Tecnologia como aliada: Por que o TMS se torna obrigatório
Com a complexidade do IS e do IVA Dual, planilhas e ERPs genéricos não serão suficientes. Um TMS (Transportation Management System) especializado, como o Bsoft TMS, é essencial para:
- Automatizar o cálculo de créditos de CBS/IBS.
- Gerar relatórios de impacto do IS no fluxo de caixa.
- Integrar dados fiscais com a contabilidade para compliance.
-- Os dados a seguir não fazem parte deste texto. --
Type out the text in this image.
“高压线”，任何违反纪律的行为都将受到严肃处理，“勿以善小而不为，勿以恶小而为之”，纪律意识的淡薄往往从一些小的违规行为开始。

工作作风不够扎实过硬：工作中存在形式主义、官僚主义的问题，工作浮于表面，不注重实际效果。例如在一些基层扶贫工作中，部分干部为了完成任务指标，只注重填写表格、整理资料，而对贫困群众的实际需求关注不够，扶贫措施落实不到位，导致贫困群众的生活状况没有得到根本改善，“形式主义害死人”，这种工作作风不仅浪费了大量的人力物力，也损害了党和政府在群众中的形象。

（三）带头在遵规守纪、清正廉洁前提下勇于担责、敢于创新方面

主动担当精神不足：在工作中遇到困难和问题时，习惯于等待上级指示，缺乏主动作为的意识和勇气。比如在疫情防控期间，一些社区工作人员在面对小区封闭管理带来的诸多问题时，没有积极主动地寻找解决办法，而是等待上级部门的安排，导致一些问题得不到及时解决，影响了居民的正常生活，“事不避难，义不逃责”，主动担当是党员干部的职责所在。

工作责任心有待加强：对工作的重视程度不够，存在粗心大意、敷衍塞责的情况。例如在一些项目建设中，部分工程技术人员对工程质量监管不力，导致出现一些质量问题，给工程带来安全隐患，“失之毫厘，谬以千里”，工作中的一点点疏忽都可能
"A Reforma Tributária não é apenas uma mudança de alíquotas, mas uma transformação na forma como as empresas gerenciam custos e riscos fiscais. Quem não se preparar agora, perderá competitividade em 2027." — Especialista em compliance tributário da Nova Regra.
Checklist para transportadoras: O que fazer até 2027
- Auditoria de insumos: Identificar quais itens geram créditos de CBS/IBS e quais terão IS.
- Revisão de contratos: Incluir cláusulas de repasse de custos com IS em fretes e logística.
- Treinamento de equipes: Capacitar contabilidade e operações sobre as novas regras.
- Investimento em TMS: Escolher um sistema com módulos fiscais específicos para o setor.
- Simulações de impacto: Projetar cenários com diferentes alíquotas de IS para ajustar preços.
O que ainda não está definido (e como monitorar)
Três pontos críticos aguardam regulamentação:
- Alíquotas do IS: Ainda não há definição para combustíveis, bebidas e veículos. Acompanhe atualizações no site da Receita Federal.
- Regras de exportação: Produtos isentos de IS na exportação podem ter exceções. Consulte a LC 214/2025 para detalhes.
- Obrigações acessórias: O formato da declaração do IS (possivelmente via EFD-Contribuições) será definido em 2026.
Próximos passos: Empresas do setor devem iniciar testes em ambientes de homologação fiscal já em 2026, para evitar surpresas no início da vigência do IS.